Friday, January 05, 2007

When squatting is better than 'upgrading'

In Delhi, reports Inter Press Service News Agency, "there seems to be no place for the poor."

In preparation for the 2010 commonwealth games, at least 70,000 homes have been razed. In October, the Nagla Maci squatter neighborhood was bulldozed and relocated 45 km away in north-west Delhi.

Meanwhile, the Delhi Development Authority has handed 350 acres of land earmarked for slum re-housing to private developers. "Newspaper reports have revealed that the builders plan to build 750 luxury flats on the land while the housing for the poor will be in high-rise towers with no lifts or private toilets," IPS says, while pointing out that this inequality actually institutionalizes slums. "In February 2002, Motia Khan, a 40-year-old slum in the heart of Delhi, was demolished, and relocated to the Rohini area in blocks spread over five floors. Flat owners are still paying monthly installments of 2,000 rupees (roughly 45 dollars, which is more than half their monthly income) for flats without lifts, water supply and choked drains."

With characteristic understatement, the IPS dispatch concludes, "In-situ upgradation for slum improvement can happen only if people force governments to keep their election promises."

In other words, progress is possible only with tough, take-no-prisoners community organizing.


Sabrina said...

With all my energy I send you my best in helping this world that is set apart. At least your knowledge of squater communities reached me in my corner of the world and in that there is hope. I will share my knowledge with others.
The dream of owning a place that is mine is very much in my hopes. I allow my life to be shaped by the regulations that achieving that dream puts on my life and my family. I hadn't thought of achieving that dream with the freedom that squatters have but their desire and achievements are truly amazing.

I saw your talk at TED and I hope you have met Cameron Sinclair. Find a way to give people of great value the dignity they deserve...

Anonymous said...


I just saw your TEDtalk. It was really interesting and makes you think.

Good luck for your future projects!


Mai said...

Just came across your blog while surfing.

I read a lot here I didn't know. But this I do know: Between the poverty, the congestion and the air pollution, Delhi comes close to my definition of hell.

rn said...

Thanks for your comment, Mai.
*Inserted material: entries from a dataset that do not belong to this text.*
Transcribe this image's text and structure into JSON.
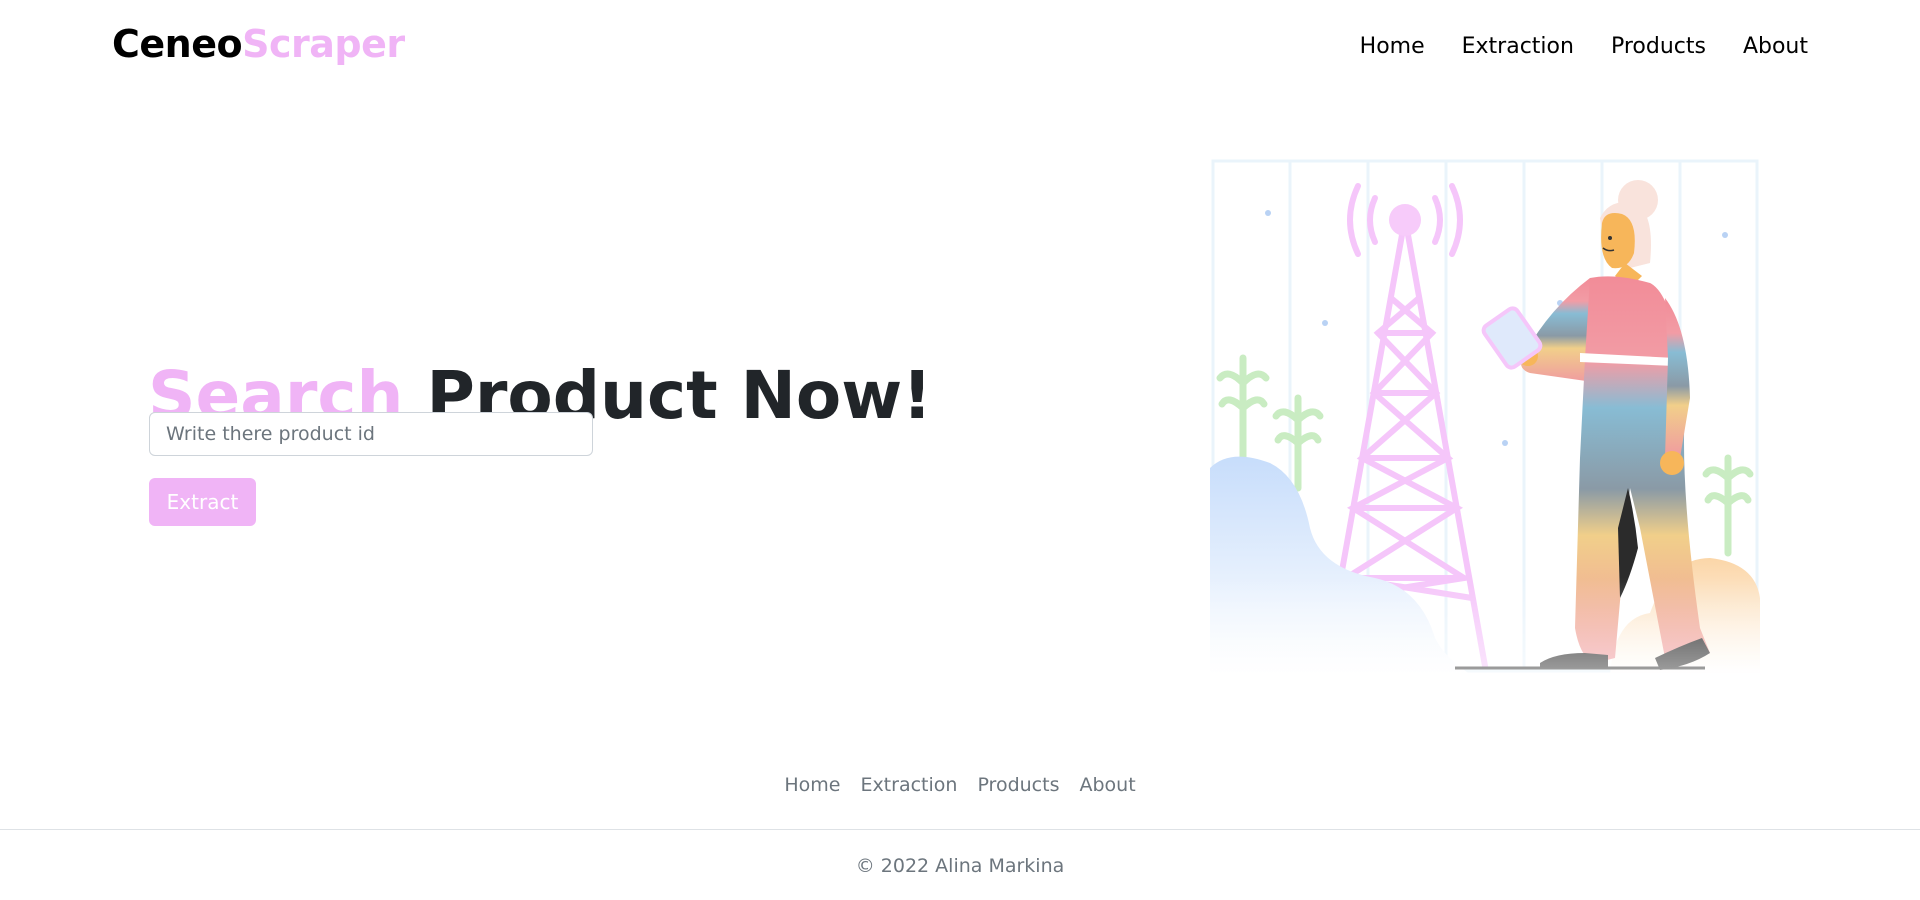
{
  "brand": {
    "part1": "Ceneo",
    "part2": "Scraper"
  },
  "nav": {
    "items": [
      {
        "label": "Home"
      },
      {
        "label": "Extraction"
      },
      {
        "label": "Products"
      },
      {
        "label": "About"
      }
    ]
  },
  "hero": {
    "title_accent": "Search",
    "title_rest": " Product Now!",
    "input": {
      "placeholder": "Write there product id",
      "value": ""
    },
    "button_label": "Extract"
  },
  "footer": {
    "links": [
      {
        "label": "Home"
      },
      {
        "label": "Extraction"
      },
      {
        "label": "Products"
      },
      {
        "label": "About"
      }
    ],
    "copyright": "© 2022 Alina Markina"
  },
  "colors": {
    "accent": "#f0b4f6",
    "text_dark": "#212529",
    "text_muted": "#6c757d"
  },
  "icons": {
    "illustration": "woman-with-phone-near-radio-tower-illustration"
  }
}
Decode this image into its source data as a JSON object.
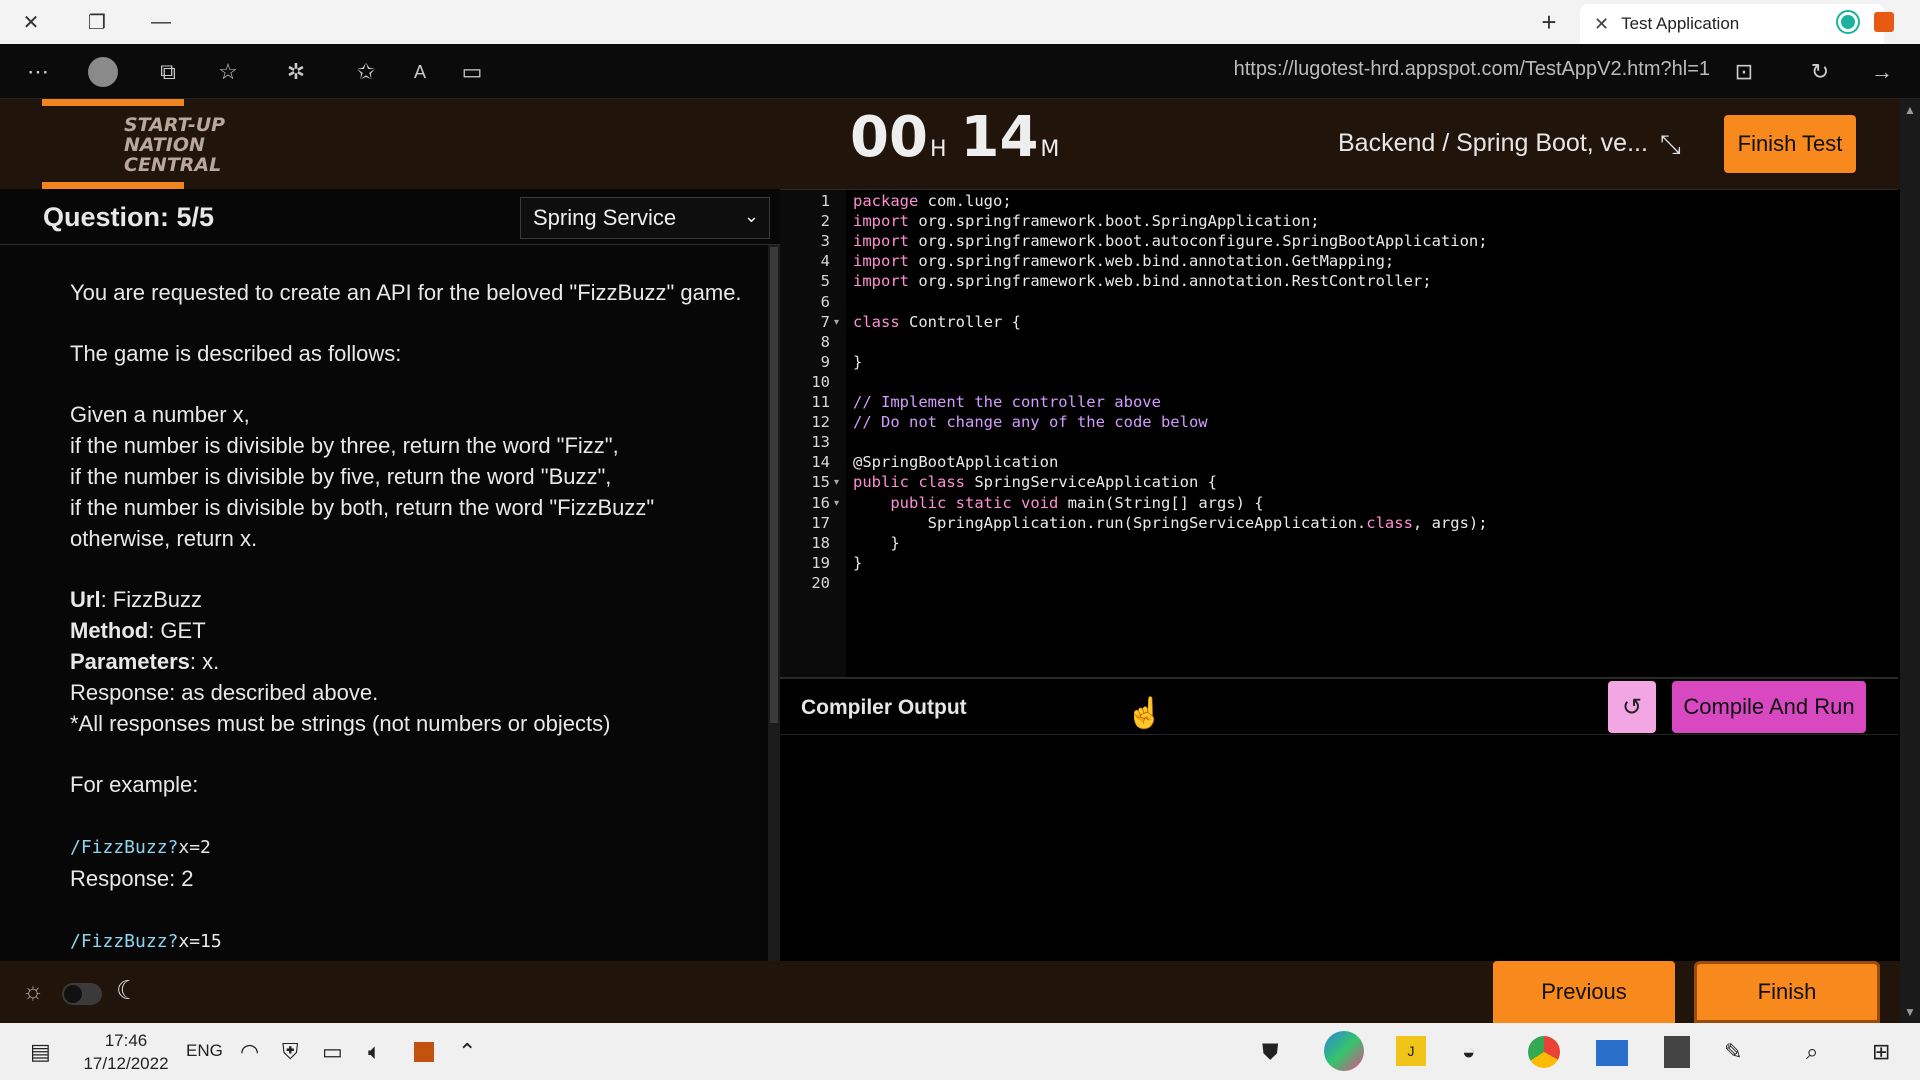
{
  "browser": {
    "tab_title": "Test Application",
    "url": "https://lugotest-hrd.appspot.com/TestAppV2.htm?hl=1"
  },
  "header": {
    "logo_text": [
      "START-UP",
      "NATION",
      "CENTRAL"
    ],
    "timer_hours": "00",
    "timer_hours_unit": "H",
    "timer_minutes": "14",
    "timer_minutes_unit": "M",
    "breadcrumb": "Backend / Spring Boot, ve...",
    "finish_test_label": "Finish Test"
  },
  "question": {
    "title": "Question: 5/5",
    "language_select": "Spring Service",
    "intro": "You are requested to create an API for the beloved \"FizzBuzz\" game.",
    "game_desc": "The game is described as follows:",
    "rules": [
      "Given a number x,",
      "if the number is divisible by three, return the word \"Fizz\",",
      "if the number is divisible by five, return the word \"Buzz\",",
      "if the number is divisible by both, return the word \"FizzBuzz\"",
      "otherwise, return x."
    ],
    "url_label": "Url",
    "url_value": ": FizzBuzz",
    "method_label": "Method",
    "method_value": ": GET",
    "params_label": "Parameters",
    "params_value": ": x.",
    "response_line": "Response: as described above.",
    "strings_note": "*All responses must be strings (not numbers or objects)",
    "example_heading": "For example:",
    "example1_path": "/FizzBuzz?",
    "example1_query": "x=2",
    "example1_response": "Response: 2",
    "example2_path": "/FizzBuzz?",
    "example2_query": "x=15"
  },
  "editor": {
    "lines": [
      "package com.lugo;",
      "import org.springframework.boot.SpringApplication;",
      "import org.springframework.boot.autoconfigure.SpringBootApplication;",
      "import org.springframework.web.bind.annotation.GetMapping;",
      "import org.springframework.web.bind.annotation.RestController;",
      "",
      "class Controller {",
      "",
      "}",
      "",
      "// Implement the controller above",
      "// Do not change any of the code below",
      "",
      "@SpringBootApplication",
      "public class SpringServiceApplication {",
      "    public static void main(String[] args) {",
      "        SpringApplication.run(SpringServiceApplication.class, args);",
      "    }",
      "}",
      ""
    ]
  },
  "output": {
    "title": "Compiler Output",
    "run_label": "Compile And Run"
  },
  "footer": {
    "previous_label": "Previous",
    "finish_label": "Finish"
  },
  "taskbar": {
    "time": "17:46",
    "date": "17/12/2022",
    "language": "ENG"
  },
  "colors": {
    "accent_orange": "#f7891d",
    "run_pink": "#d848c1",
    "header_brown": "#21140b"
  }
}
It's true that some squatter neighborhoods are shockingly awful. Add to that the sheer mass of humanity and the fumes from cars, factories, and open fires and, yes, I can imagine you might feel like you've descended beyond the first circle.

That being said, many governments and non-profits and most journalists and academics have yet to figure out that the solution to this degradation lies in working with the squatters. They are citizens and they have a great deal of energy and power. Harnessing that energy in a positive way will start the process of transforming the hell you witnessed in Delhi.